DAVID COPE

PLAY & TURN THE WHEEL: MIDLIFE POETICS

Compassion and awareness, the heart spoke first, and I set my stamp of approval there, but I am more interested in the ambiguities, the multiple layers of conflicting experience, the paradoxes that force us, blind and deaf, to grope our way without the pat reassurances of those so certain they've found their way--to move through the darkness of the time and retrieve complexities of vision beyond what machine mentalities with their continuous barrage of debased language, simplistic answers, slogans and political and commercial hounding would program us to ignore and to play, to strut sweetly with the uncertainties, to dance among the paradoxes.

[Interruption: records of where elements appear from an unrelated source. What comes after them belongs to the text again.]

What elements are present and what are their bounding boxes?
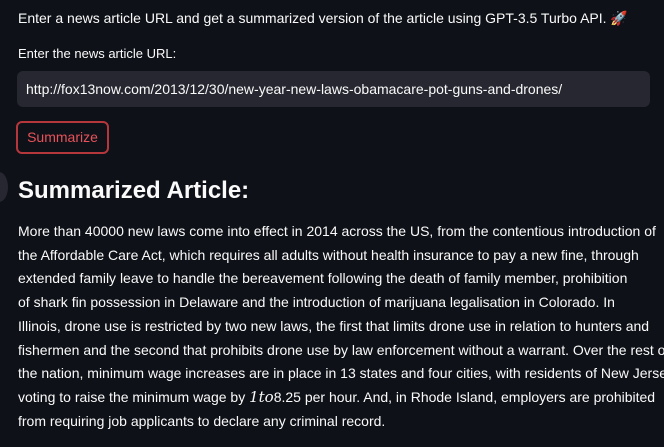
article-url-input[interactable] — [17, 71, 650, 107]
summary-line-start: voting to raise the minimum wage by — [18, 388, 250, 405]
summary-line: extended family leave to handle the bere… — [18, 270, 628, 287]
summary-line: More than 40000 new laws come into effec… — [18, 223, 656, 239]
summary-text: More than 40000 new laws come into effec… — [18, 220, 664, 433]
summary-line-with-math: voting to raise the minimum wage by 1to8… — [18, 386, 656, 410]
summarize-button[interactable]: Summarize — [16, 121, 109, 154]
summary-line: the Affordable Care Act, which requires … — [18, 246, 639, 263]
summary-line: of shark fin possession in Delaware and … — [18, 294, 615, 311]
sidebar-collapse-handle[interactable] — [0, 172, 8, 202]
summary-line: fishermen and the second that prohibits … — [18, 341, 664, 358]
summary-line: from requiring job applicants to declare… — [18, 412, 386, 429]
url-field-label: Enter the news article URL: — [18, 46, 177, 61]
summary-line-end: 8.25 per hour. And, in Rhode Island, emp… — [273, 388, 656, 405]
summary-line: Illinois, drone use is restricted by two… — [18, 317, 650, 334]
latex-math-fragment: 1to — [249, 387, 274, 406]
summary-line: the nation, minimum wage increases are i… — [18, 365, 664, 382]
app-description: Enter a news article URL and get a summa… — [18, 10, 628, 26]
summarized-article-heading: Summarized Article: — [18, 177, 250, 204]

If the poem rings the bells in someone's clouds, so much am I the happier, yet I would also play and turn the wheel.

My writing began with what Allen Ginsberg identified as the "tradition of lucid grounded sane objectivism . . . following the visually solid practice of Charles Reznikoff and William Carlos Williams," and while that visual aspect--attentiveness to what Blake called "minute particulars"--has been important to me, my books have developed as a series of experiments in constructing interlocking suites of poems using a variety of images as connecting motifs, continuing series (the love poems for Sue, the "canoeing" poems, the poems for Billy, etc.), and the use of allusions to develop intertextual matrix. I have also deliberately approached style and technique with the idea of maximizing variety, not only continuing the objectivist "postcard" series derivative of Reznikoff and Cendrars, but also developing Kerouacian jazz-solo performance pieces, my own idiosyncratic variations of middle-eastern ghazals, "weird sonnets," funky villanelles, dialect testimonies and dramatic monologues involving voices overheard in lunch rooms & on dark streets, free verse triads loosely based on the dantescan model, dream & visionary poems scribbled out of sleep, spatial explorations after WCW's late models--the open spaces signifying silences between words or syllables--and multi-stanzaed poems set up as an Aleutian chain of stanzasislands loosely connected in a sea of silences, Whitmanic prophetic rants and quietly Berriganlike personal poems written as letters, etc. I am interested in a multi-dimensional language which is both plain and elegant: accessible to those with no knowledge of traditions yet also a feast of techniques and allusion for those with greater knowledge, neither reader barred from the poem.

A Credo of Sorts

I experience words intimately, I love to sniff about them and let them sing in my flesh, flame up and go out and rekindle, that I might place them like jewels when the time comes for them to sing in a song. I believe in unfettered expression, in following the thought wherever it might lead, and in spontaneity of inspiration, but I also believe that the poem requires attentiveness to shape and sound. I am innately suspicious of "first thought, best thought," having seen many a first thought that plays a surface tune without ever piercing to the depths below. The poem requires groundwork, sweat, it must be earned and is not a given, and one must attend to it as to a favorite scene, a recurring day-dream, a deep node of suffering, a demanding muse, a falling petal. Further, Williams said one must "go back to the people" because the poem that is disconnected from human need has no depth or sustenance for the readers who come to it.

Later Years

In these later years, I find myself more and more playing with voices, characters who speak to me in dead air or in the blue room of dreams, and with opening the invisible doors that the riddles presume is here: "the next path can't be seen with living eyes; the heart's blind cupid can't fathom the love to come; sit." I am less interested in the deliberate experimentations of the last three books (Fragments from the Stars, Coming Home, and Silences for Love) finding myself now with a toolbox stuffed with those techniques learned through those books; now, I say let technique take care of itself--and it will--and I await only that poem that demands to be written. This stage of life has involved patience: learning to recognize that piece which comes only a few times a year--if that--bypassing the poems that have written themselves out before for the sake of poems whose fire burns in a deeper & less brilliant way, but whose singing captures complexities only hinted at when I was younger & burned with a different kind of air.